Since most people who suffer a stroke tend to be older, we have designed games that will also appeal to technophobes. One requires the user to squeeze repeatedly to slowly reveal a photograph.
In a new study published in PLOS ONE, we reported our findings of a trial involving successive stroke patients who had suffered strokes with arm paralysis at Imperial College Healthcare NHS Trust over six months. We found that using the device increased the proportion of paralysed stroke patients able to direct movements on a tablet screen by 50 per cent compared to standard methods. In addition, the device enabled more than half of the severely disabled patients in the study to engage with arm-training software, whereas none of the patients were able to use conventional control methods such as swiping and tapping on tablets and smartphones.
The success of the device was most apparent for patients with severe arm weakness: no patients in this group were able to use conventional controls to play training games, whereas 58 per cent could use gripAble™.
Over five million people in the UK live with arm weakness – approximately one million of them following a stroke, plus others who have neurological and musculoskeletal conditions.

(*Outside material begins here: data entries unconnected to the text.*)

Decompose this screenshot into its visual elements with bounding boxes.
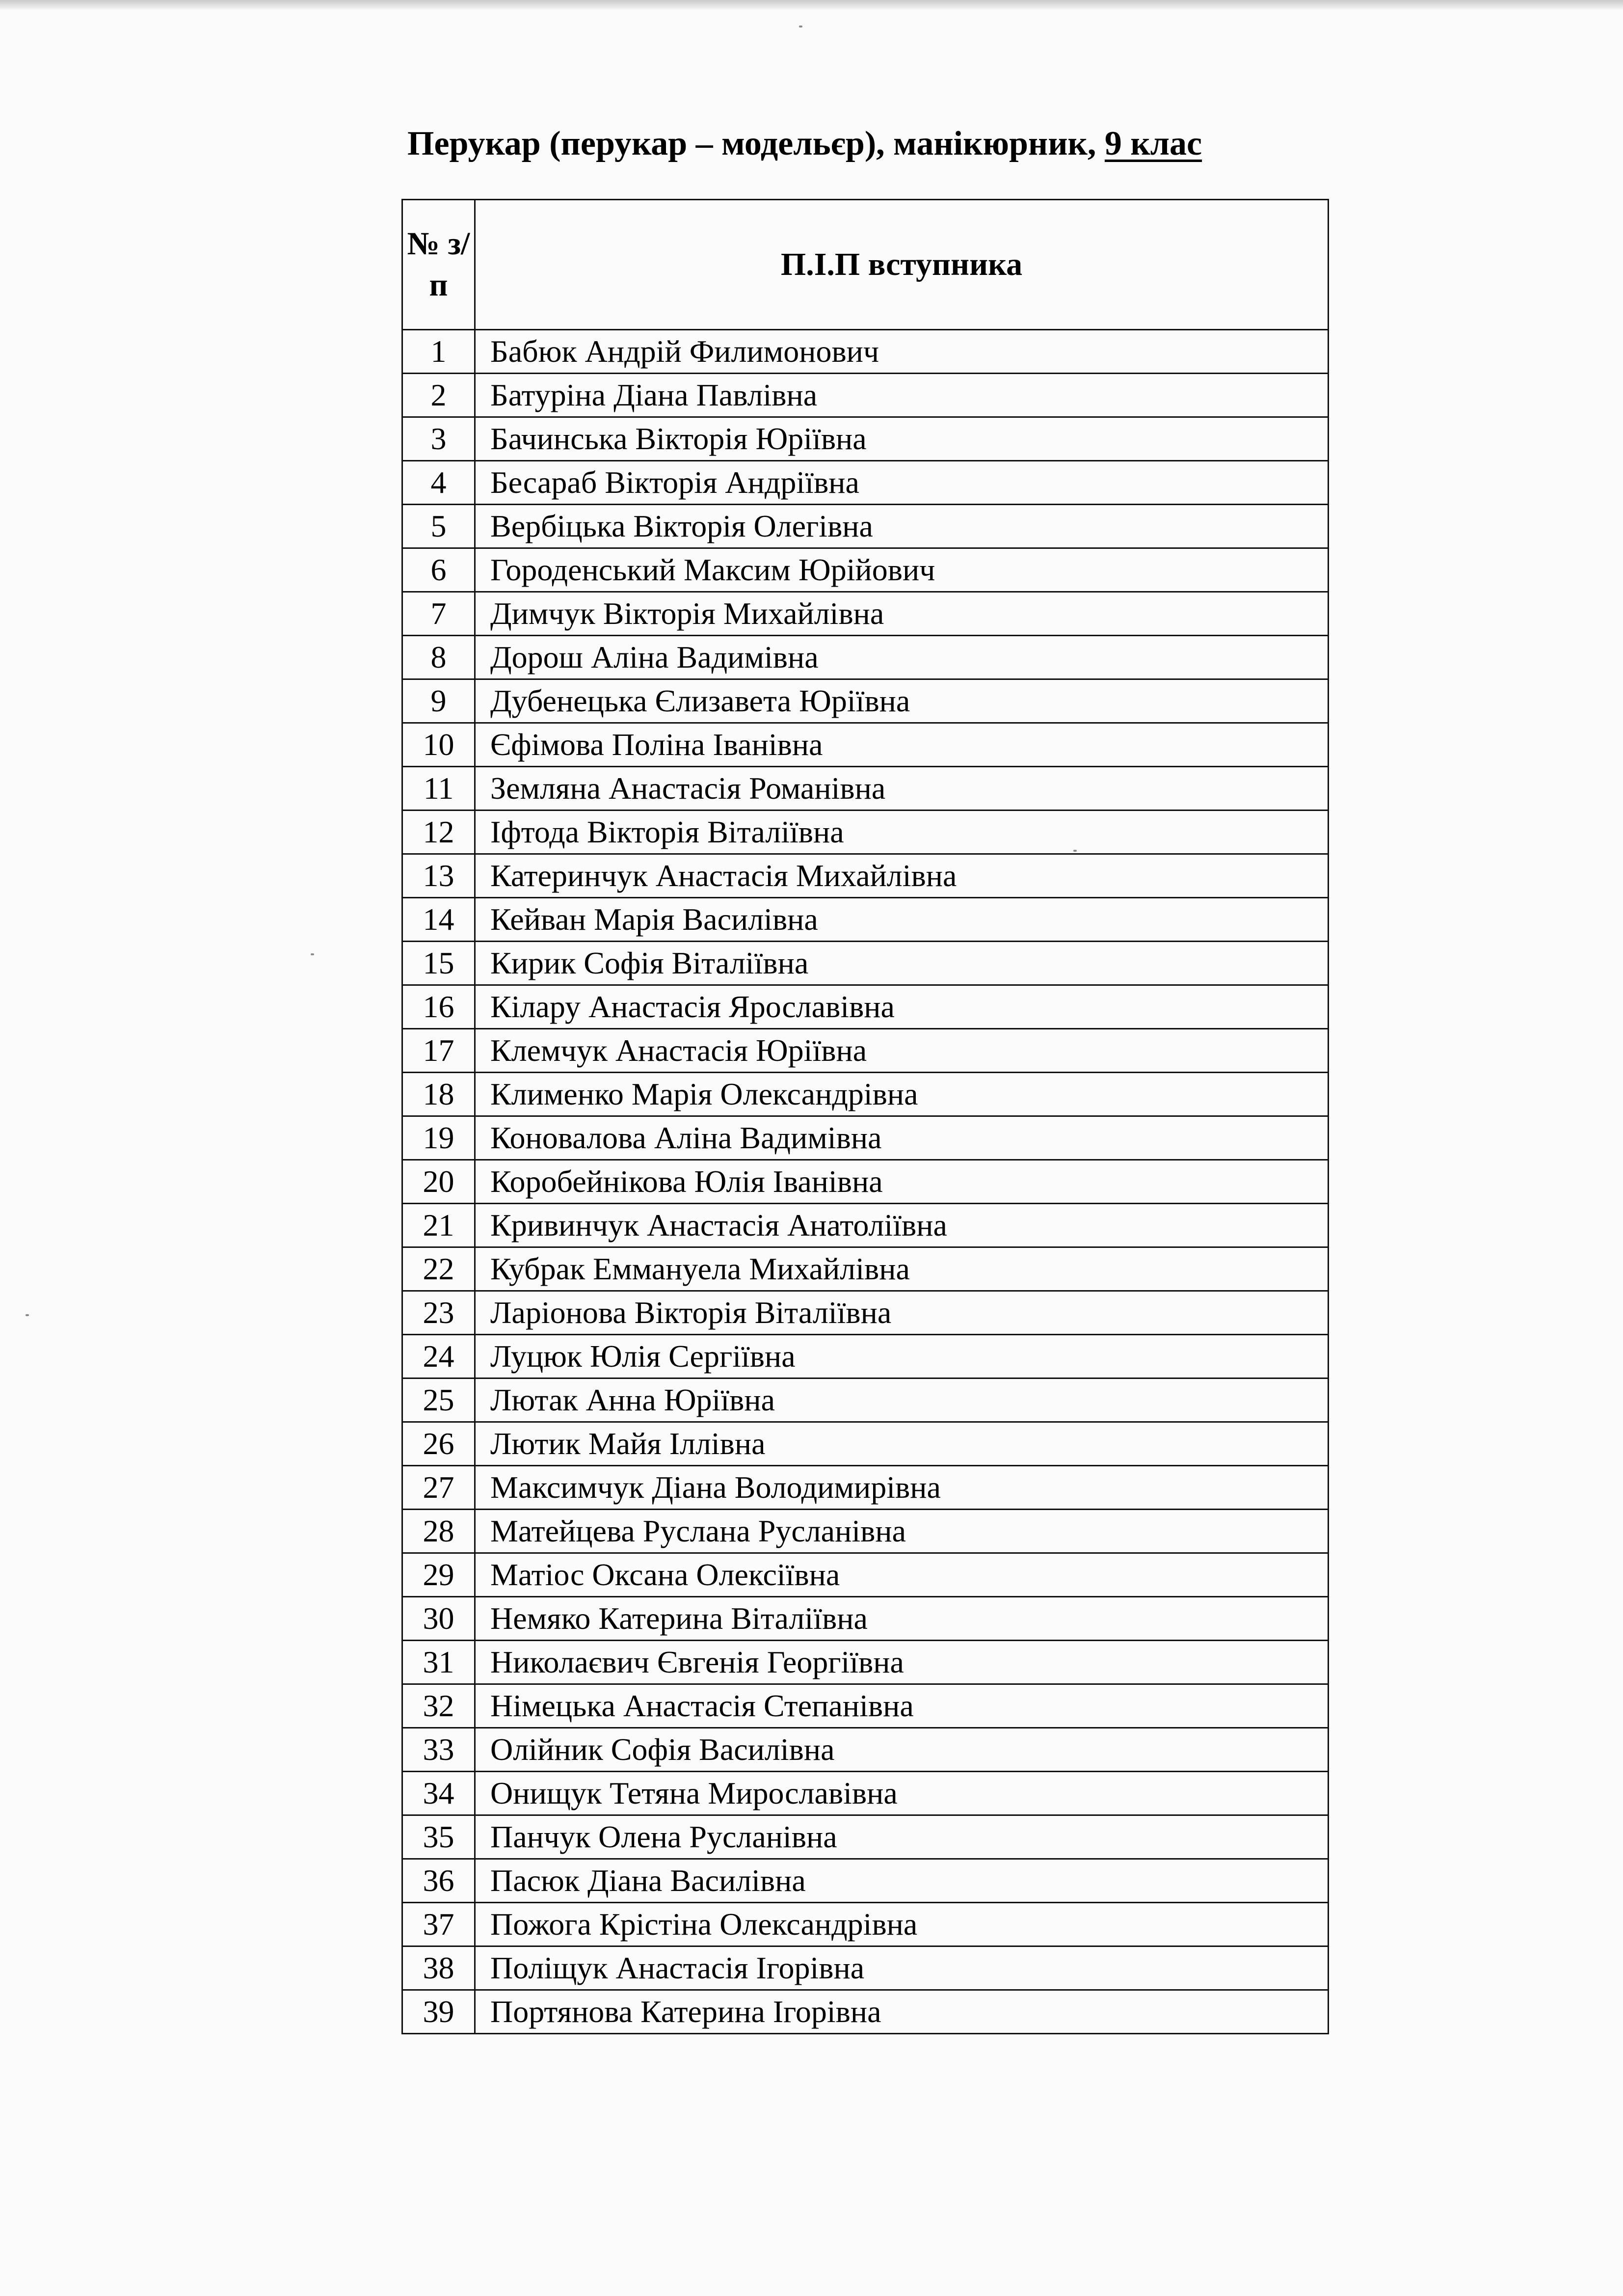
applicant-name: Кейван Марія Василівна (475, 898, 1329, 942)
table-row (402, 1641, 1329, 1684)
table-row (402, 636, 1329, 679)
applicant-name: Дубенецька Єлизавета Юріївна (475, 679, 1329, 723)
applicant-name: Кирик Софія Віталіївна (475, 942, 1329, 985)
table-row (402, 461, 1329, 505)
row-number: 25 (402, 1378, 475, 1422)
applicant-name: Катеринчук Анастасія Михайлівна (475, 854, 1329, 898)
row-number: 15 (402, 942, 475, 985)
row-number: 13 (402, 854, 475, 898)
row-number: 26 (402, 1422, 475, 1466)
table-row (402, 1597, 1329, 1641)
table-row (402, 942, 1329, 985)
applicant-name: Лютак Анна Юріївна (475, 1378, 1329, 1422)
scan-speck (799, 26, 802, 27)
applicant-name: Бесараб Вікторія Андріївна (475, 461, 1329, 505)
table-row (402, 1466, 1329, 1510)
table-row (402, 1553, 1329, 1597)
row-number: 18 (402, 1073, 475, 1116)
header-name: П.І.П вступника (475, 200, 1329, 330)
row-number: 33 (402, 1728, 475, 1772)
applicant-name: Лютик Майя Іллівна (475, 1422, 1329, 1466)
scan-top-edge (0, 0, 1623, 11)
row-number: 14 (402, 898, 475, 942)
row-number: 30 (402, 1597, 475, 1641)
table-row (402, 1116, 1329, 1160)
table-row (402, 810, 1329, 854)
applicant-name: Пожога Крістіна Олександрівна (475, 1903, 1329, 1946)
table-row (402, 417, 1329, 461)
row-number: 6 (402, 548, 475, 592)
row-number: 22 (402, 1247, 475, 1291)
applicant-name: Димчук Вікторія Михайлівна (475, 592, 1329, 636)
scan-speck (311, 953, 314, 955)
row-number: 17 (402, 1029, 475, 1073)
row-number: 36 (402, 1859, 475, 1903)
table-header-row (402, 200, 1329, 330)
row-number: 10 (402, 723, 475, 767)
table-row (402, 1247, 1329, 1291)
applicant-name: Немяко Катерина Віталіївна (475, 1597, 1329, 1641)
applicant-name: Ларіонова Вікторія Віталіївна (475, 1291, 1329, 1335)
row-number: 24 (402, 1335, 475, 1378)
applicant-name: Поліщук Анастасія Ігорівна (475, 1946, 1329, 1990)
table-row (402, 330, 1329, 374)
row-number: 34 (402, 1772, 475, 1815)
applicant-name: Клемчук Анастасія Юріївна (475, 1029, 1329, 1073)
applicant-name: Городенський Максим Юрійович (475, 548, 1329, 592)
table-row (402, 898, 1329, 942)
row-number: 7 (402, 592, 475, 636)
applicant-name: Портянова Катерина Ігорівна (475, 1990, 1329, 2034)
table-row (402, 548, 1329, 592)
table-row (402, 1378, 1329, 1422)
row-number: 9 (402, 679, 475, 723)
applicant-name: Луцюк Юлія Сергіївна (475, 1335, 1329, 1378)
row-number: 38 (402, 1946, 475, 1990)
table-row (402, 505, 1329, 548)
table-row (402, 1510, 1329, 1553)
title-main: Перукар (перукар – модельєр), манікюрник, (407, 125, 1105, 162)
row-number: 2 (402, 374, 475, 417)
table-row (402, 985, 1329, 1029)
table-row (402, 854, 1329, 898)
applicant-name: Іфтода Вікторія Віталіївна (475, 810, 1329, 854)
row-number: 35 (402, 1815, 475, 1859)
table-row (402, 1772, 1329, 1815)
applicant-name: Бачинська Вікторія Юріївна (475, 417, 1329, 461)
applicant-name: Кривинчук Анастасія Анатоліївна (475, 1204, 1329, 1247)
applicant-name: Бабюк Андрій Филимонович (475, 330, 1329, 374)
row-number: 20 (402, 1160, 475, 1204)
table-row (402, 723, 1329, 767)
row-number: 31 (402, 1641, 475, 1684)
row-number: 27 (402, 1466, 475, 1510)
table-row (402, 1903, 1329, 1946)
table-row (402, 1291, 1329, 1335)
applicant-name: Панчук Олена Русланівна (475, 1815, 1329, 1859)
row-number: 32 (402, 1684, 475, 1728)
table-row (402, 1204, 1329, 1247)
row-number: 37 (402, 1903, 475, 1946)
table-row (402, 1422, 1329, 1466)
table-body (402, 330, 1329, 2034)
applicant-name: Єфімова Поліна Іванівна (475, 723, 1329, 767)
table-row (402, 592, 1329, 636)
table-row (402, 1990, 1329, 2034)
table-row (402, 1728, 1329, 1772)
table-row (402, 1684, 1329, 1728)
table-row (402, 1073, 1329, 1116)
applicant-name: Матіос Оксана Олексіївна (475, 1553, 1329, 1597)
row-number: 12 (402, 810, 475, 854)
applicant-name: Пасюк Діана Василівна (475, 1859, 1329, 1903)
page-title (407, 127, 1202, 161)
table-row (402, 1815, 1329, 1859)
row-number: 4 (402, 461, 475, 505)
applicant-name: Дорош Аліна Вадимівна (475, 636, 1329, 679)
applicant-name: Кубрак Еммануела Михайлівна (475, 1247, 1329, 1291)
applicant-name: Німецька Анастасія Степанівна (475, 1684, 1329, 1728)
title-grade: 9 клас (1104, 125, 1202, 162)
table-row (402, 767, 1329, 810)
applicant-name: Вербіцька Вікторія Олегівна (475, 505, 1329, 548)
row-number: 5 (402, 505, 475, 548)
row-number: 39 (402, 1990, 475, 2034)
applicant-name: Коробейнікова Юлія Іванівна (475, 1160, 1329, 1204)
row-number: 3 (402, 417, 475, 461)
row-number: 21 (402, 1204, 475, 1247)
table-row (402, 1029, 1329, 1073)
table-row (402, 374, 1329, 417)
scan-speck (26, 1314, 29, 1316)
row-number: 16 (402, 985, 475, 1029)
header-number: № з/п (402, 200, 475, 330)
applicant-name: Олійник Софія Василівна (475, 1728, 1329, 1772)
row-number: 29 (402, 1553, 475, 1597)
table-row (402, 679, 1329, 723)
applicant-name: Максимчук Діана Володимирівна (475, 1466, 1329, 1510)
applicant-name: Николаєвич Євгенія Георгіївна (475, 1641, 1329, 1684)
table-row (402, 1160, 1329, 1204)
row-number: 28 (402, 1510, 475, 1553)
applicants-table (401, 199, 1329, 2034)
applicant-name: Батуріна Діана Павлівна (475, 374, 1329, 417)
applicant-name: Клименко Марія Олександрівна (475, 1073, 1329, 1116)
table-row (402, 1946, 1329, 1990)
applicant-name: Земляна Анастасія Романівна (475, 767, 1329, 810)
row-number: 19 (402, 1116, 475, 1160)
table-row (402, 1335, 1329, 1378)
row-number: 8 (402, 636, 475, 679)
applicant-name: Коновалова Аліна Вадимівна (475, 1116, 1329, 1160)
row-number: 23 (402, 1291, 475, 1335)
row-number: 1 (402, 330, 475, 374)
table-row (402, 1859, 1329, 1903)
applicant-name: Матейцева Руслана Русланівна (475, 1510, 1329, 1553)
applicant-name: Кілару Анастасія Ярославівна (475, 985, 1329, 1029)
applicant-name: Онищук Тетяна Мирославівна (475, 1772, 1329, 1815)
row-number: 11 (402, 767, 475, 810)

Arm weakness contributes to physical disability that requires expensive long-term care. For example, treatment for stroke costs the NHS £9 billion a year, which is five per cent of the total NHS budget. The only intervention shown to improve arm function is repetitive, task-specific exercise but this is limited by the cost and availability of physiotherapists.
Unlike other therapies currently on the NHS, gripAble™ is a low-cost device which can be used in hospitals and independently by patients at home. As such it could potentially help save the health service millions of pounds. We now intend to commercialise the device, and conduct large-scale clinical trials to demonstrate its effectiveness when used for months.”
The gripAble™ device is an example of the work of the Imperial Academic Health Science Centre (AHSC). This is a partnership between Imperial College London and three NHS Trusts, which aims to improve patient outcomes by harnessing scientific discoveries and translating them as quickly as possible into new diagnostics, devices and therapies, in the NHS and beyond. The researchers have now spun out gripAble™ as a digital healthcare start-up to commercialise the device.